"...These places in my dreams have a precise topography, but they are completely different. They may be mountain paths or swamps or jungles, it doesn't matter: I know that I am on a certain corner in Buenos Aires. I try to find my way."
- "Nightmares", SEVEN NIGHTS, Borges, Jorge Luis.

Saturday, September 25, 2010

COLLAPSE. Diamond, Jared. 2005


I read this last winter, but forgot to post a review here.

The complete title reads Collapse: How Societies Choose to Fail or Succeed.

The book chronicles the rise and fall of the following civilizations: the Anasazi of the American Southwest, the Vikings of Greenland, Easter Island, and the Mayans.

I mainly read this book because I wanted to learn more about Easter Island and it's demise, and I did glean some pertinent, yet too brief, information from this book.

However, the book's premise is not really to be a detailed history of the above civilizations, yet to give an overview of their strengths and weaknesses, especially in terms of how they used their surrounding environment.

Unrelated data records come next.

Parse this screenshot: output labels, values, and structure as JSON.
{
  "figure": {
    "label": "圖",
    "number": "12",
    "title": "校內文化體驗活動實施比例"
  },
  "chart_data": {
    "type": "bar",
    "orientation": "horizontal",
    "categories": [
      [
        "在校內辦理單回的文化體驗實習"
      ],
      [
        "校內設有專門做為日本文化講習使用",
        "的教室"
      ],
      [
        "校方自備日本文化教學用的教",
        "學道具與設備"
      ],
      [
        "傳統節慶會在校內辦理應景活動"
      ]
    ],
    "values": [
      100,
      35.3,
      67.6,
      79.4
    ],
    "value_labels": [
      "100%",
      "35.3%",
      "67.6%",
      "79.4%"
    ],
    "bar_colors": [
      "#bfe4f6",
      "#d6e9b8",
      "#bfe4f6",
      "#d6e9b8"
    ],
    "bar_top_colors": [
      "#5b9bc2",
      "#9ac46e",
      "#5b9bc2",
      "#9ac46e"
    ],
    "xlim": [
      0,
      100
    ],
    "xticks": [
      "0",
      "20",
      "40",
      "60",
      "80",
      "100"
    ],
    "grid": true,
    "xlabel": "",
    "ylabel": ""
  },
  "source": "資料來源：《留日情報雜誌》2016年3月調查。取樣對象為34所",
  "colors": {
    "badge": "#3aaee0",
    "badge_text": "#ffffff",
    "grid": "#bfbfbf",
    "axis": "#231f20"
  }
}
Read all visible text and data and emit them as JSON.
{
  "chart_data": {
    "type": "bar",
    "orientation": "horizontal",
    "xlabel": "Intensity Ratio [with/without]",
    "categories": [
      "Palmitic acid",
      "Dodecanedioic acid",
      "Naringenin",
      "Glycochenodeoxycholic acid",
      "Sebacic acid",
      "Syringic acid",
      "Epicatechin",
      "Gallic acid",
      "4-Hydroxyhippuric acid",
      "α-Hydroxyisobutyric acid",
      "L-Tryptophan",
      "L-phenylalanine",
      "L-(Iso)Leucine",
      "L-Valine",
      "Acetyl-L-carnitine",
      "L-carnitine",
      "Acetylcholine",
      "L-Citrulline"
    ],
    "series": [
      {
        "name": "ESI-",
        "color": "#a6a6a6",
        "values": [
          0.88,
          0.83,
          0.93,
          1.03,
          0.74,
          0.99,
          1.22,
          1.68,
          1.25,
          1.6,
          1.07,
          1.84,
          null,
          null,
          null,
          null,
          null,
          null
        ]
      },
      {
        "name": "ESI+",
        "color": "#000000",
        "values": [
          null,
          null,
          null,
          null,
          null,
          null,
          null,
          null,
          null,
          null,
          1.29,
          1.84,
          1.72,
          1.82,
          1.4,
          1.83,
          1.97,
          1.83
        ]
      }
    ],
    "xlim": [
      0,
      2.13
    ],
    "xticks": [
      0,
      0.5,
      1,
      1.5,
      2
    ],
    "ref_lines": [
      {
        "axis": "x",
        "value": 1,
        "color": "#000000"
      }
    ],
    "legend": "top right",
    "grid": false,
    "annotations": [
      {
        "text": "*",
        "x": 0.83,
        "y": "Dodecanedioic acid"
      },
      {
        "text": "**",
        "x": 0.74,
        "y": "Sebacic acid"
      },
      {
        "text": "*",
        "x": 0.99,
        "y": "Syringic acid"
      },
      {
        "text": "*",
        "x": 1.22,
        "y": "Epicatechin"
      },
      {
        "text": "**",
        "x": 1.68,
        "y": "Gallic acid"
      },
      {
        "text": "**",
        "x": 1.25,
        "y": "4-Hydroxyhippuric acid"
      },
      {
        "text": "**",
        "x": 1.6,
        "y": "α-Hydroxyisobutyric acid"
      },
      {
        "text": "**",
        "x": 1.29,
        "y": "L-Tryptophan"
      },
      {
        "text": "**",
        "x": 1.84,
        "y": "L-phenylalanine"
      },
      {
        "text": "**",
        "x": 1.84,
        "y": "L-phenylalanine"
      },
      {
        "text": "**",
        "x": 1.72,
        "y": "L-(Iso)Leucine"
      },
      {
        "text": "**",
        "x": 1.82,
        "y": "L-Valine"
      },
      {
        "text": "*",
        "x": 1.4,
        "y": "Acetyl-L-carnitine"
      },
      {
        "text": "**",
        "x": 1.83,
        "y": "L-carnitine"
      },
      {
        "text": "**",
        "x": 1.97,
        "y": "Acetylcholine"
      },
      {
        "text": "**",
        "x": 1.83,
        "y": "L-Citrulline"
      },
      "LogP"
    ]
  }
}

In the above cases, the societies collapsed or, more accurately, dwindled away to nothing, because of their gradual, yet unrelenting depletion of natural resources.

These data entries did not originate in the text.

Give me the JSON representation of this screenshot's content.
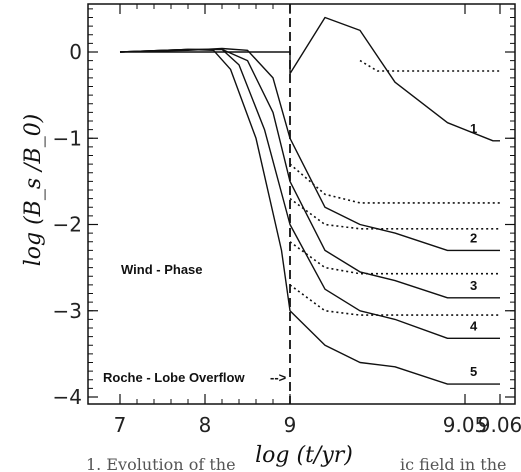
{
  "chart_data": {
    "type": "line",
    "title": "",
    "xlabel": "log (t/yr)",
    "ylabel": "log (B_s /B_0)",
    "x_ticks": [
      "7",
      "8",
      "9",
      "9.05",
      "9.06"
    ],
    "y_ticks": [
      "0",
      "−1",
      "−2",
      "−3",
      "−4"
    ],
    "ylim": [
      -4,
      0.5
    ],
    "grid": false,
    "legend": "none",
    "annotations": {
      "wind_phase": "Wind - Phase",
      "roche": "Roche - Lobe Overflow",
      "roche_arrow": "-->"
    },
    "caption_fragments": {
      "left": "1. Evolution of the",
      "right": "ic field in the"
    },
    "series": [
      {
        "name": "1",
        "style": "solid",
        "x": [
          7.0,
          8.7,
          9.0,
          9.0,
          9.01,
          9.02,
          9.03,
          9.045,
          9.058,
          9.06
        ],
        "y": [
          0,
          0,
          0,
          -0.25,
          0.4,
          0.25,
          -0.35,
          -0.82,
          -1.03,
          -1.03
        ]
      },
      {
        "name": "2",
        "style": "solid",
        "x": [
          7.0,
          7.8,
          8.2,
          8.5,
          8.8,
          9.0,
          9.01,
          9.02,
          9.03,
          9.045,
          9.058,
          9.06
        ],
        "y": [
          0,
          0.02,
          0.04,
          0.02,
          -0.3,
          -1.0,
          -1.8,
          -2.0,
          -2.1,
          -2.3,
          -2.3,
          -2.3
        ]
      },
      {
        "name": "3",
        "style": "solid",
        "x": [
          7.0,
          7.8,
          8.2,
          8.5,
          8.8,
          9.0,
          9.01,
          9.02,
          9.03,
          9.045,
          9.058,
          9.06
        ],
        "y": [
          0,
          0.03,
          0.03,
          -0.1,
          -0.7,
          -1.5,
          -2.3,
          -2.55,
          -2.65,
          -2.85,
          -2.85,
          -2.85
        ]
      },
      {
        "name": "4",
        "style": "solid",
        "x": [
          7.0,
          7.8,
          8.2,
          8.4,
          8.7,
          9.0,
          9.01,
          9.02,
          9.03,
          9.045,
          9.058,
          9.06
        ],
        "y": [
          0,
          0.03,
          0.03,
          -0.15,
          -0.9,
          -2.0,
          -2.75,
          -3.0,
          -3.1,
          -3.32,
          -3.32,
          -3.32
        ]
      },
      {
        "name": "5",
        "style": "solid",
        "x": [
          7.0,
          7.8,
          8.1,
          8.3,
          8.6,
          8.9,
          9.0,
          9.01,
          9.02,
          9.03,
          9.045,
          9.058,
          9.06
        ],
        "y": [
          0,
          0.03,
          0.02,
          -0.2,
          -1.0,
          -2.3,
          -3.0,
          -3.4,
          -3.6,
          -3.65,
          -3.85,
          -3.85,
          -3.85
        ]
      },
      {
        "name": "",
        "style": "dotted",
        "x": [
          9.02,
          9.025,
          9.06
        ],
        "y": [
          -0.1,
          -0.22,
          -0.22
        ]
      },
      {
        "name": "",
        "style": "dotted",
        "x": [
          9.0,
          9.01,
          9.02,
          9.06
        ],
        "y": [
          -1.3,
          -1.65,
          -1.75,
          -1.75
        ]
      },
      {
        "name": "",
        "style": "dotted",
        "x": [
          9.0,
          9.01,
          9.02,
          9.06
        ],
        "y": [
          -1.7,
          -2.0,
          -2.05,
          -2.05
        ]
      },
      {
        "name": "",
        "style": "dotted",
        "x": [
          9.0,
          9.01,
          9.02,
          9.06
        ],
        "y": [
          -2.2,
          -2.5,
          -2.57,
          -2.57
        ]
      },
      {
        "name": "",
        "style": "dotted",
        "x": [
          9.0,
          9.01,
          9.02,
          9.06
        ],
        "y": [
          -2.7,
          -3.0,
          -3.05,
          -3.05
        ]
      }
    ],
    "labeled_x_positions": [
      7.0,
      8.0,
      9.0,
      9.05,
      9.06
    ],
    "break_at": 9.0,
    "dashed_vline_x": 9.0
  }
}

One of the things that strikes me, personally, about Easter Island, is the question of when the inhabitants finally realized their days were literally numbered, and their resources would, indeed, disappear by the very next generation (if not sooner) - and they had to have undoubtedly realized it at some obvious point - why they didn't try and do something to turn the situation around. Why weren't some trees set aside to make rafts or boats to escape to another island? There is apparently no indication of it. All evidence suggests that the inhabitants simply bided their time while continuing to do the very same things that brought them to their demise - cut down trees, raise pigs and chickens and non-native crops in an environment that was not naturally set up for it, engage in petty tribal warfare and build huge, time and labor-consuming monuments that no one today really understands.
Sound familiar?

COLLAPSE apparently has offended quite a few folks, I'm not sure why. Doomsday predictions based on true events hurts?

Overall, a well-researched book, clearly and concisely written for the layman, with some hard lessons to swallow. I recommend it whether it depresses you or pisses you off.